Mr. Patel, a trim, bearded science journalist, and his team have just completed the first stage of what Atlas Obscura calls its “decolonization project” — a review of some of the 20,000 entries from a database, compiled by its community and staff, of curious places around the world in light of the last year’s shift in how Americans view their history. The team has now woven the Sioux perspective into a description of a battle in Colorado in the “Indian Wars” and explored the 20th century details of inhumane treatment at the sort of eerie abandoned mental hospitals that attract curious visitors.

“There’s an entire hidden history that underlies the world that we don’t get told about when we travel,” he said.
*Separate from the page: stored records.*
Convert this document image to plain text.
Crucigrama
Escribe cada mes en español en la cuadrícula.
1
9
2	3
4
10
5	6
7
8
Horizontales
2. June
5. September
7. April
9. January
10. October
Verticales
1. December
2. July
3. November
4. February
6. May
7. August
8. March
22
There’s a lot of talk in the media about wrestling with questions of race and power and perspective at a moment of shifting cultural and political values. Academic jargon like “decolonization” sometimes gets thrown around in that context.

In travel writing, it’s a bit more literal. The whole genre has at least some of its origins in 19th century gentleman explorers in pith helmets gawking at Indigenous people. Atlas Obscura itself draws half-seriously on a European history that predates even pith helmets. It’s centered on an obscure 17th century German Jesuit scholar named Athanasius Kircher, whom Joshua Foer, one of Atlas Obscura’s founders, reveres for his sense of wonder at the world. Mr. Foer once wrote a blog called The Proceedings of the Athanasius Kircher Society and met his co-founder, Dylan Thuras, at the first and only meeting of that society.